Photo credit: Tim Melling

It’s hard to believe that, until relatively recently, I had never even heard of curlews. My love affair began with another love affair, 12 years ago, when I met my partner Matthew. He lived in the countryside and would take us on long nature walks across the fields and into the Lancashire uplands, where I first heard that magical call.

It bubbled up from the grass with such passion and urgency, tinged with melancholy. Then the curlew followed it; all intricate camouflage, elegant neck and drinking straw-bill. Then Matthew started whistling – gently flicking his bottom lip to send his own curlew call up to the bird gliding across the landscape in front of us. And it answered him! This incredible creature answered him, and in that moment, they both had my heart.

Tim Melling - curlew on wall

For me, the curlew is a symbol of freedom. Of wildness. Of the windswept moors on my doorstep. It anchors me to the landscape and captures my imagination in a way that nothing else can. Magic is written into its very name, Numenius arquata: ‘Numenius’ meaning ‘new moon’ and ‘arquata’ meaning ‘archery bow’. Maybe it’s that call, which uses both major and minor keys to blend mourning and joy; breaking hearts and mending them all at once. It is almost as if the curlew knows of its place in the modern British countryside – weeping for its future.

Curlews were once a common sight in our lowlands, nesting in agricultural fields that were managed for hay; cut in late summer – after the breeding season – and rich in tasty soil invertebrates. Then after WWII, everything changed. Hay meadows were drained and turned into silage fields laden with fertilisers and cut multiple times a year, including right in the middle of breeding season. Curlew found themselves in a dangerous new world, where their nests were being rolled by machinery or predated by an increase in generalist predators, which thrive in modern landscapes.

Today, you’re most likely to find curlews in the uplands. But even here the picture isn’t completely rosy. They are losing habitat to conifer plantations and chicks to predators. They face what feels like a never-ending list of problems that has led some people to label them as the giant pandas of the bird world. But we can’t write them off as yet another extinction. We can’t just abandon them because they don’t serve a ‘purpose’, because they do.

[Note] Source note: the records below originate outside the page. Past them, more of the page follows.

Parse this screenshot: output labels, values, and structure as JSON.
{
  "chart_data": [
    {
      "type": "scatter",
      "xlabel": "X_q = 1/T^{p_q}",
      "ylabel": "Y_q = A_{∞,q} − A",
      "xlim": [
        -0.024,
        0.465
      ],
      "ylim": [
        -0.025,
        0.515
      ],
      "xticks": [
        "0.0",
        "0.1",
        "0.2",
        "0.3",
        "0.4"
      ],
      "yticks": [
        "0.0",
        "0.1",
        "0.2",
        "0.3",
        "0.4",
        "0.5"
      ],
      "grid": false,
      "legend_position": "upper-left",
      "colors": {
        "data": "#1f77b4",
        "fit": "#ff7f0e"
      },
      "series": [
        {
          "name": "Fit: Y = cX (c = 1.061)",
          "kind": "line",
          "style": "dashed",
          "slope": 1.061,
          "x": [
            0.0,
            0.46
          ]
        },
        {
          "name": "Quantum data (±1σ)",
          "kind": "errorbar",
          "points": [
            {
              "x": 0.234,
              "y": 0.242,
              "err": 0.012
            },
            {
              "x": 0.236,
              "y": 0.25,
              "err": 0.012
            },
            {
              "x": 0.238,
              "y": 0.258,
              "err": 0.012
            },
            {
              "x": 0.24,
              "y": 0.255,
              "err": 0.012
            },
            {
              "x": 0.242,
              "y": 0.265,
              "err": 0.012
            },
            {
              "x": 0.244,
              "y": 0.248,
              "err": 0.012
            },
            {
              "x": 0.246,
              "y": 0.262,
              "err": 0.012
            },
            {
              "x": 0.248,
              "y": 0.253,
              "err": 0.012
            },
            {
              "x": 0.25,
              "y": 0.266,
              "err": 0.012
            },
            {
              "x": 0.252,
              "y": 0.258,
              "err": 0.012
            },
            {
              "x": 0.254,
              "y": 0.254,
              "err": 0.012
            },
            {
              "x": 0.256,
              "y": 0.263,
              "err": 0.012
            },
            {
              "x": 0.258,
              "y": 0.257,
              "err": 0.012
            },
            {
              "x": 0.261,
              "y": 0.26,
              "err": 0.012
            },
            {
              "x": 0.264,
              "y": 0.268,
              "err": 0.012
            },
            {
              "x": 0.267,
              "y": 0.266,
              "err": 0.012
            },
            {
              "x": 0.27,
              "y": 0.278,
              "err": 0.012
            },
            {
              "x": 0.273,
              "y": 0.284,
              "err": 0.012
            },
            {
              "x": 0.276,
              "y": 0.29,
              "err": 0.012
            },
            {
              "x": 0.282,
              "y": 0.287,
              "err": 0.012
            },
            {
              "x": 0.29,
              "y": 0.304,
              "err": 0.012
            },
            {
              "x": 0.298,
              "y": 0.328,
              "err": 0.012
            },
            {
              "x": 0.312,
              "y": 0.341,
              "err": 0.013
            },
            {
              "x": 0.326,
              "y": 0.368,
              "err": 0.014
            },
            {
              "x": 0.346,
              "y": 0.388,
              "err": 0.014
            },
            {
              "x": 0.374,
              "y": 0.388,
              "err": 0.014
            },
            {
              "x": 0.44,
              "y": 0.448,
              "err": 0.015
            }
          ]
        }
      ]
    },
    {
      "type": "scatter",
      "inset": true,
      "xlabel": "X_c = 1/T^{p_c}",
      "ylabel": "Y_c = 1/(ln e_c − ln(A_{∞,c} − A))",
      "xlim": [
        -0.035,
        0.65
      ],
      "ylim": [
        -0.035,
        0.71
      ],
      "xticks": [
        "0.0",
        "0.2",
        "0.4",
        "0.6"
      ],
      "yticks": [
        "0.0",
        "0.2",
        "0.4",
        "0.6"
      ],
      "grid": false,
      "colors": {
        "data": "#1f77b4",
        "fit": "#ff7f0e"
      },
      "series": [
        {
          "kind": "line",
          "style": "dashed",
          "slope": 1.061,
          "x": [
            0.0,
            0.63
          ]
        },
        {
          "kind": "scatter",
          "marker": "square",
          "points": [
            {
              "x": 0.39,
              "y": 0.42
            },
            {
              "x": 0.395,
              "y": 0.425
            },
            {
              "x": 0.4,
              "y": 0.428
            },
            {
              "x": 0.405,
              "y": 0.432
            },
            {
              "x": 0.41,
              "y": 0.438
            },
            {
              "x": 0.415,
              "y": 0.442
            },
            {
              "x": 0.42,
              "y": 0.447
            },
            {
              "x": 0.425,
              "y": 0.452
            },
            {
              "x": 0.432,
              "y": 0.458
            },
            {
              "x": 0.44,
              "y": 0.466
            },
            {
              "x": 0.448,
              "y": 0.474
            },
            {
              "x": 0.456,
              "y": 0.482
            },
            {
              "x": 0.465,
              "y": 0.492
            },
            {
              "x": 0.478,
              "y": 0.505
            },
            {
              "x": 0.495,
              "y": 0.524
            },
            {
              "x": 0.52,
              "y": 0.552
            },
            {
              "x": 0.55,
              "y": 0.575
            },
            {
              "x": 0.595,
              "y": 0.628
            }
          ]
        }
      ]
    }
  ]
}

If you want to get technical, the curlew is an ‘indicator species’ that is so completely intertwined with the wider ecosystem that its own fortunes can alert us when something is going seriously wrong in our environment. And yet, this bird is about more than that. The curlew speaks to our wilder selves, its call igniting something deep within that we may have forgotten was there; sparking wonder and joy. The curlew is also an emblem of all the wildlife we’re losing to systems and policies that urgently need redressing. When a curlew cries, I mourn with it, but that somber call also gives me hope.

Our curlews are still out there, igniting our passion for the natural world and inspiring people to fight for it. They are still clinging on, helped by charities like Curlew Action that are proactively supporting farmers to start making the changes these birds depend on. The future of the curlew hinges on collaboration – for them to survive, we must share our knowledge, share our skills and work together with empathy and understanding. This is not a battle – there are no goodies and baddies – this is an opportunity: to change the status quo, to save a species.